In campus clustering, nodes or groups of nodes are located in separate rooms, sometimes several kilometers apart. In addition to providing the usual benefits of using a Sun cluster, correctly designed campus clusters can generally survive the loss of any single room and continue to provide their services.
This chapter introduces the basic concepts of campus clustering and provides some configuration and setup examples. The following topics are covered:
This chapter does not explain clustering, provide information about clustering administration, or furnish details about hardware installation and configuration. For conceptual and administrative information, see your Sun Cluster concepts documentation and your Sun Cluster system administration documentation, respectively.

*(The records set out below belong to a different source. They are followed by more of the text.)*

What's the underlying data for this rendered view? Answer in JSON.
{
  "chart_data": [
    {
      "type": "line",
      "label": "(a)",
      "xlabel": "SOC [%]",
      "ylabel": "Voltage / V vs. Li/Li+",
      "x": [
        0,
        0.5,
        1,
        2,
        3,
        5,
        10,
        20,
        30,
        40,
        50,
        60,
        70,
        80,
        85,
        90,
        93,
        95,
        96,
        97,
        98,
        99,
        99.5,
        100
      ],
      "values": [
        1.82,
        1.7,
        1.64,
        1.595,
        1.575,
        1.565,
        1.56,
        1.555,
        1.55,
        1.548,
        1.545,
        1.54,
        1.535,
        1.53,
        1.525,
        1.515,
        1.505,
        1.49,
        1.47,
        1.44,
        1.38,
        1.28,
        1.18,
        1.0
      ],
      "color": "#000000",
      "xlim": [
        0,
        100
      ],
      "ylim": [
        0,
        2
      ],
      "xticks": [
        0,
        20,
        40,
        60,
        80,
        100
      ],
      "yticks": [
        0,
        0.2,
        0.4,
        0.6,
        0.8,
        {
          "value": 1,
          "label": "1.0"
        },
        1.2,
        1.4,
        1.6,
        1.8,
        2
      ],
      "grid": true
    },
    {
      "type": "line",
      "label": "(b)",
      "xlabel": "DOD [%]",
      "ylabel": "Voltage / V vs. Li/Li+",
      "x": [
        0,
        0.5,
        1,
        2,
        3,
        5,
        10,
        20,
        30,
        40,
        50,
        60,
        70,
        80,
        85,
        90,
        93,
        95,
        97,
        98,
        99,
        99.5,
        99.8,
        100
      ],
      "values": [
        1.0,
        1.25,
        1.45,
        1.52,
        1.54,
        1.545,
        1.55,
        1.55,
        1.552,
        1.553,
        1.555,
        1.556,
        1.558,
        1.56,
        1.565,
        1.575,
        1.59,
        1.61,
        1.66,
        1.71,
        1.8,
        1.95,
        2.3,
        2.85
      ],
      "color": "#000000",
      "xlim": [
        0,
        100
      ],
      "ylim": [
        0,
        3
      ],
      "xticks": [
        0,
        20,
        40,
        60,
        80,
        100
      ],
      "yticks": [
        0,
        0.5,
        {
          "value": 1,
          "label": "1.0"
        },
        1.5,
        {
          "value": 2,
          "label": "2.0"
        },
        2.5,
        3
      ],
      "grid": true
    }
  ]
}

When designing your campus cluster, all of the requirements for a standard cluster still apply. Plan your cluster to eliminate any single point of failure in nodes, cluster interconnect, data storage, and public network. Just as in the standard cluster, a campus cluster requires redundant connections and switches. Disk multipathing helps ensure that each node can access each shared storage device. These concerns are universal for Sun Cluster.
After you have a valid cluster plan, follow the requirements in this section to ensure a correct campus cluster. To achieve maximum benefits from your campus cluster, consider implementing the Guidelines for Designing a Campus Cluster.
This chapter describes ways to design your campus cluster using fully tested and supported hardware components and transport technologies. You can also design your campus cluster according to Sun Cluster's specification, regardless of the components used.
To build a specifications-based campus cluster, contact your Sun representative, who will assist you with the design and implementation of your specific configuration. This process ensures that the configuration that you implement complies with the specification guidelines, is interoperable, and is supportable.
Your campus cluster must observe all requirements and limitations of the technologies that you choose to use. Determining Campus Cluster Connection Technologies provides a list of tested technologies and their known limitations.
When planning your cluster interconnect, remember that campus clustering requires redundant network connections.
A campus cluster must include at least two rooms using two independent SANs to connect to the shared storage. See Figure 7–1 for an illustration of this configuration.
If you are using Oracle Real Application Clusters (RAC), all nodes that support Oracle RAC must be fully connected to the shared storage devices. Also, all rooms of a specifications-based campus cluster must be fully connected to the shared storage devices.
See Quorum in Clusters With Four Rooms or More for a description of a campus cluster with both direct and indirect storage connections.
Your campus cluster must use SAN-supported storage devices for shared storage. When planning the cluster, ensure that it adheres to the SAN requirements for all storage connections. See the SAN Solutions documentation site for information about SAN requirements.
Sun Cluster software supports two methods of data replication: host-based replication and storage-based replication. Host-based data replication can mirror a campus cluster's shared data. If one room of the cluster is lost, another room must be able to provide access to the data. Therefore, mirroring between shared disks must always be performed across rooms, rather than within rooms. Both copies of the data should never be located in a single room. Host-based data replication can be a less expensive solution because it uses locally-attached disks and does not require special storage arrays.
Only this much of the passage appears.